92-jährige sorgt für Abschaltung

Die Shuidi-Kameras standen schon länger in der Kritik. Zur Abschaltung des Dienstes kommt es aber jetzt erst nach einem Proteststurm, aus­gelöst durch einen viralen Artikel über eine alte Frau, die sich vehement über die Kameras beschwerte."92-jährige Lady Zhou Hongyi: Hört auf uns anzuglotzen", titelte der Text, und wies darauf hin, dass die von Kameras gefilmten Personen oftmals keine Kenntnis über die Live­streams hätten. Qihoo 360 entschied in der Folge nach einigen internen Debatten für die komplette Abschaltung der Streaming-Platt­form.

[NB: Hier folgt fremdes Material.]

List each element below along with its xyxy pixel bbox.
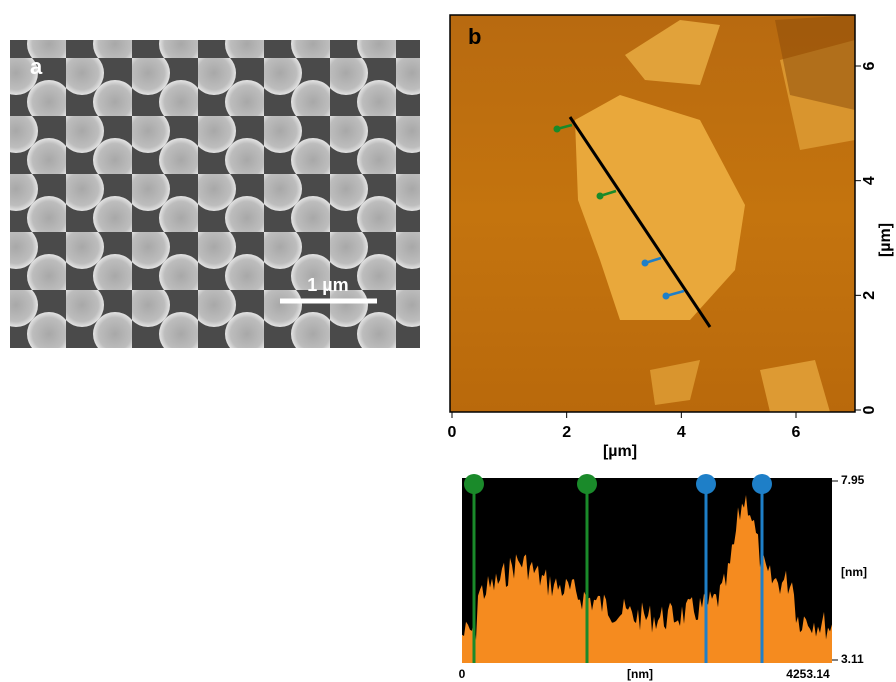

Interessant an der Geschichte ist, dass die Abschaltung quasi freiwillig erfolgt, und nicht etwa durch die Behörden angeordnet wurde. Diese sieht das Thema Privatsphäre und Kameras ja bekanntlich deutlich unproblematischer und als probates Mittel an, um seine Bürger mög­lichst flächendeckend zu überwachen. In der Hauptstadt Peking werden bereits seit 2015 quasi 100 Prozent aller öffentlichen Bereiche überwacht und 2016 waren in China bereits 176 Millionen Überwachungskameras in Betrieb gewesen. Aktuell baut das Land eine Datenbank für ein System zur flächendeckenden Gesichtserkennung mit 626 Millionen Kameras auf, die jeden der 1,3 Milliarden Einwohner innerhalb von nur drei Sekunden identifizieren können.